For a different view of what is going on, you may use trepctl status -name shards. A Shard, in this context, is the criteria used to split the transactions across channels. By default, it happens by database. We will inspect its mechanics more closely in another post. For now, let's have a look at what shards we have in our slave:
trepctl -host tungsten2 status -name shards
NAME                VALUE
----                -----
appliedLastEventId: 000002:0000000000000763;41
appliedLastSeqno  : 4
appliedLatency    : 0.0
eventCount        : 2
shardId           : mydb1
stage             : q-to-dbms
NAME                VALUE
----                -----
appliedLastEventId: 000002:0000000000001305;46
appliedLastSeqno  : 8
appliedLatency    : 0.0
eventCount        : 4
shardId           : mydb2
stage             : q-to-dbms
NAME                VALUE
----                -----
appliedLastEventId: 000002:0000000000000939;43
appliedLastSeqno  : 6
appliedLatency    : 0.0
eventCount        : 2
shardId           : mydb3
stage             : q-to-dbms
NAME                VALUE
----                -----
appliedLastEventId: 000002:0000000000000426;34
appliedLastSeqno  : 0
appliedLatency    : 0.0
eventCount        : 6
shardId           : tungsten_logos
stage             : q-to-dbms
You may read the information quite easily. Each shard tells you by which key it was identified (shardID), and this is the same as the database name. The appliedLastSeqno and stage we have met already. The appliedLatency is roughly equivalent to MySQL's seconds behind master, but more granular than that. And eventCount tells you how many transactions went through this shard.
If you are the adventurous type, you may have a look at the THL itself, and get a glimpse of how the replication and the parallelism works.
In the slave, type the following
# slave
thl -service logos list |less
Then look for "SEQ#" and you will find the global transaction IDs, or look for "shard=", and you will see the split by database.

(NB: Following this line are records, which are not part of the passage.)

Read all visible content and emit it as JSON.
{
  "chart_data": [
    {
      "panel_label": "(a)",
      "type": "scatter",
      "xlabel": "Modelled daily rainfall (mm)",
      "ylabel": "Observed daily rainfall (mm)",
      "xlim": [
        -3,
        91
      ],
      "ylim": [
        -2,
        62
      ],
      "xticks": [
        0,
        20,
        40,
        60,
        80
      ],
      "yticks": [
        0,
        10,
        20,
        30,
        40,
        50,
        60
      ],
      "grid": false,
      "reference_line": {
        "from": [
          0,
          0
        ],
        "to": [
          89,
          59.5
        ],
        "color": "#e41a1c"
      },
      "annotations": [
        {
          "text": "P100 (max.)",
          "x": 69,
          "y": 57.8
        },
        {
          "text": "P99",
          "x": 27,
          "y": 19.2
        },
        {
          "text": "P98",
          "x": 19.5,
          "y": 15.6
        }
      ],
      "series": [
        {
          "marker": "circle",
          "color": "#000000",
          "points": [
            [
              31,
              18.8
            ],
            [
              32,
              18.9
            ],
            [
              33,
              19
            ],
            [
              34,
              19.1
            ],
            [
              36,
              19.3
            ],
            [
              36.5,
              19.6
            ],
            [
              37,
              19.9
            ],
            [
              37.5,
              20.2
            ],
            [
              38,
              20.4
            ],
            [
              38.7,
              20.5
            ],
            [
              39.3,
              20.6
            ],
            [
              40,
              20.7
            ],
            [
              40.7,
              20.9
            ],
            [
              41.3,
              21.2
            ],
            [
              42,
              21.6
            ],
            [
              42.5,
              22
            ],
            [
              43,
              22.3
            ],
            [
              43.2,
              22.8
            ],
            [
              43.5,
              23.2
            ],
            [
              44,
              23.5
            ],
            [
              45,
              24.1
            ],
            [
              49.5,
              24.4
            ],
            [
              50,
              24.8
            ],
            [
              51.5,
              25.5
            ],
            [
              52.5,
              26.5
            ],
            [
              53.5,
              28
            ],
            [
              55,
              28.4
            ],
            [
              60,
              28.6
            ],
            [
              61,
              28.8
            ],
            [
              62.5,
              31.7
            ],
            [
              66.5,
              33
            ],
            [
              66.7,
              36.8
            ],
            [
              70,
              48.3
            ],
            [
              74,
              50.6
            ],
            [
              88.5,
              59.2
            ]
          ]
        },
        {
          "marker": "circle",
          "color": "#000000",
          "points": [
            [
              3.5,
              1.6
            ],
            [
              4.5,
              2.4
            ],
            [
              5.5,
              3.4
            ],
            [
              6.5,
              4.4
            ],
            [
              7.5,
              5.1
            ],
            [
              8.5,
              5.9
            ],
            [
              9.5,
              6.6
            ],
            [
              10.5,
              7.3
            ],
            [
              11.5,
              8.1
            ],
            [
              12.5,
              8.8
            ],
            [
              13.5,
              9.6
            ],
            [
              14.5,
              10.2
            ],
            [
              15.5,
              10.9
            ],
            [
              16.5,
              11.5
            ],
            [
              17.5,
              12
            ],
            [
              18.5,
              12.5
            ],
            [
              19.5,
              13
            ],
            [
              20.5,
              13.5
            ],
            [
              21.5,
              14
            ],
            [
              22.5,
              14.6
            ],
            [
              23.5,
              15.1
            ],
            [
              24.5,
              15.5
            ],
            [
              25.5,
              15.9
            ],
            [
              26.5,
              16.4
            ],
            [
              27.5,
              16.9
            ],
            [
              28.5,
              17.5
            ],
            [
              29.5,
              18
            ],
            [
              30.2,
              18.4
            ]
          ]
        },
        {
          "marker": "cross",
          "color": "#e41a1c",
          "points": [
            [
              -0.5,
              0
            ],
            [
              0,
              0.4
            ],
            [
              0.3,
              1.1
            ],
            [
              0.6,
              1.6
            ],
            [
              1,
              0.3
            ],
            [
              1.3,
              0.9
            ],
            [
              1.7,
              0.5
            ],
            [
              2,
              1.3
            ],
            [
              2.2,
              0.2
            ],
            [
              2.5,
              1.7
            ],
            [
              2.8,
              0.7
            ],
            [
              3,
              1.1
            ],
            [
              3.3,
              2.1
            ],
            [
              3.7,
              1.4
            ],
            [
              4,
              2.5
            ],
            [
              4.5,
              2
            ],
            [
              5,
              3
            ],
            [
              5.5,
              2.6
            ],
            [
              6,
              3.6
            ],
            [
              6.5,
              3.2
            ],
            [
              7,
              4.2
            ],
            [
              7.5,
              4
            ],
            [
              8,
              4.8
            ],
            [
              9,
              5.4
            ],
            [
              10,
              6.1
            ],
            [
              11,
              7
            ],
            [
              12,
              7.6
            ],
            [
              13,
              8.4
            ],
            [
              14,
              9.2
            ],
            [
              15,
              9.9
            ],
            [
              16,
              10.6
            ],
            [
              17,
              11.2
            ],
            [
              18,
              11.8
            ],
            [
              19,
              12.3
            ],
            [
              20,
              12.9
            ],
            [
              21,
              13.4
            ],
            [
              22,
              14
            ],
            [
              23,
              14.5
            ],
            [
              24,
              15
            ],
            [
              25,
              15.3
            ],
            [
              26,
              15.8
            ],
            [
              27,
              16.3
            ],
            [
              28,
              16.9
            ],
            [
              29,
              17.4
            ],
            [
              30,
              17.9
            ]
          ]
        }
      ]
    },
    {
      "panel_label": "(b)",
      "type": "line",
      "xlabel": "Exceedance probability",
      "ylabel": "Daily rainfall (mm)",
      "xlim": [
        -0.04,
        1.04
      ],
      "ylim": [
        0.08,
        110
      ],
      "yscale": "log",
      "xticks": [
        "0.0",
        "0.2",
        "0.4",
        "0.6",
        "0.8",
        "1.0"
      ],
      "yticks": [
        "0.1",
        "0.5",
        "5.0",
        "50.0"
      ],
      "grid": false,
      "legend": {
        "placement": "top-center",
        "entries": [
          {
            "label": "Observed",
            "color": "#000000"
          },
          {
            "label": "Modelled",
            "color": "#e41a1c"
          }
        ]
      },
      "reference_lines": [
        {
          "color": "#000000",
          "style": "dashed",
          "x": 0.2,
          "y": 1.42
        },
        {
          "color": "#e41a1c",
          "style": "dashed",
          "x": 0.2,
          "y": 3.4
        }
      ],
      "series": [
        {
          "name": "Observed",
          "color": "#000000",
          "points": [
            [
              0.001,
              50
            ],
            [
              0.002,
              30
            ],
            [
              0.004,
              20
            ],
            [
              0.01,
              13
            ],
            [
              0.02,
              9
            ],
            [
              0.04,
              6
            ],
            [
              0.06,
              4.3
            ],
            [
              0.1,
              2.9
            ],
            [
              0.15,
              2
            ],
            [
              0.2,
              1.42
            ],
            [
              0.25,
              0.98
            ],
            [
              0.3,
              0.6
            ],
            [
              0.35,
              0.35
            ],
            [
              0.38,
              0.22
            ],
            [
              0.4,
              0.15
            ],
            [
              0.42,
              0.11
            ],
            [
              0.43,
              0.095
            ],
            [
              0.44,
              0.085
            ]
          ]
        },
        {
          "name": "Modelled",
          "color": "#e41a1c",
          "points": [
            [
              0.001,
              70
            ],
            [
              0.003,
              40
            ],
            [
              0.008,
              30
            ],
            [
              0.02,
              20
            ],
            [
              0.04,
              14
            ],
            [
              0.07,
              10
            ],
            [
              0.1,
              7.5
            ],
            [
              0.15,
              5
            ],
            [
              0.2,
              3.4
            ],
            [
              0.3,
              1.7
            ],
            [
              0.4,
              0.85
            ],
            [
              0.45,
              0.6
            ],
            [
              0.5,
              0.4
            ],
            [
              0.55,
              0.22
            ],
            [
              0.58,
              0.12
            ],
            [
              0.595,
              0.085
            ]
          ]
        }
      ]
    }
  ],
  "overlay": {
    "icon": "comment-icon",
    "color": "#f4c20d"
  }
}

More goodies will come next week. Until then, happy hacking!

2 comments:

Mark Callaghan said...

Is slave replication state crash proof? I am in the middle of fixing an obscure bug in rpl_transaction_enabled from the Google/Facebook patches. I do not enjoy maintaining that code.

Robert Hodges said...

In general yes. We commit current locations in the trep_commit_seqno table as well as persistently in the disk storage. However, there's no two-phase commits--it's more like sliding window messaging protocol. When there's a recovery we propagate recovery points backwards through the messaging flow then re-extract transactions where in doubt. Appliers are taught to discard things they have already seen.

The particular "no" would be if you had a crash on the master *and* slave disk failure simultaneously. In this case some transaction loss might occur. However, that's thankfully very rare.